Wat kan dat betekenen voor een stedelijke klimaatstrategie? Een perspectief dat hoopvol lijkt, legt niet zozeer de verantwoordelijkheid van het handelen bij burgers, of grijpt terug op een centralistische strategie die top-down impopulaire maatregelen over haar burgers uitstort, maar poogt de besluitvorming rondom hoe de pijn verdeeld moet worden democratischer te beleggen. De Correspondent wijdde onlangs een artikel aan het succes dat geboekt wordt met burgerraden. Groepen burgers die brede afspiegeling vormen van de bevolking die gezamenlijk en goed begeleid worden betrokken in politieke besluitvorming. De resultaten van die burgerraden laten zien dat ook bij complexe vraagstukken (kernafval en abortuswetgeving worden onder andere genoemd) deze raden goed in staat blijken om weloverwogen beslissingen te nemen.

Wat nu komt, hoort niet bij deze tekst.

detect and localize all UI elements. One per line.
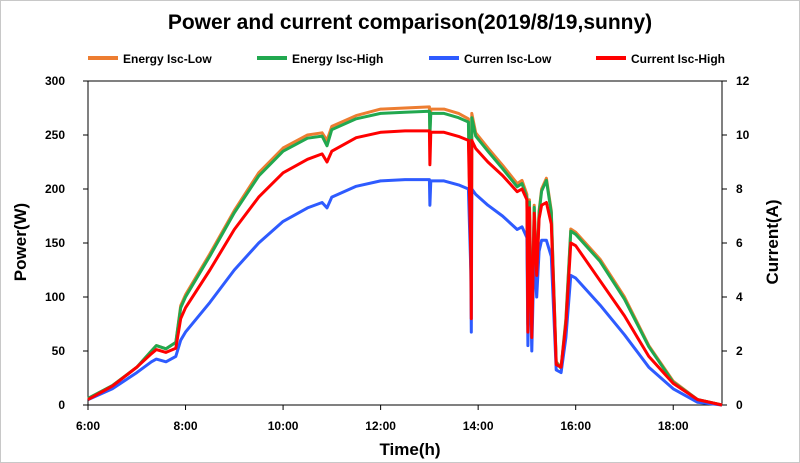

Met een dergelijk construct worden we niet individueel verantwoordelijk gemaakt voor het oplossen van het klimaatprobleem, maar worden we collectief betrokken bij het uitzetten van de richting en het eerlijker verdelen van de onvermijdelijke pijn. Dat maakt stevige maatregelen mogelijk die wél breed gedragen worden, en de onwenselijkheid en onmacht van overheidsingrijpen beteugelen. Ze vormen daarnaast een passend alternatief voor het holle ‘samen’ idee, waarin we toch vooral samen individueel verantwoordelijk worden gemaakt.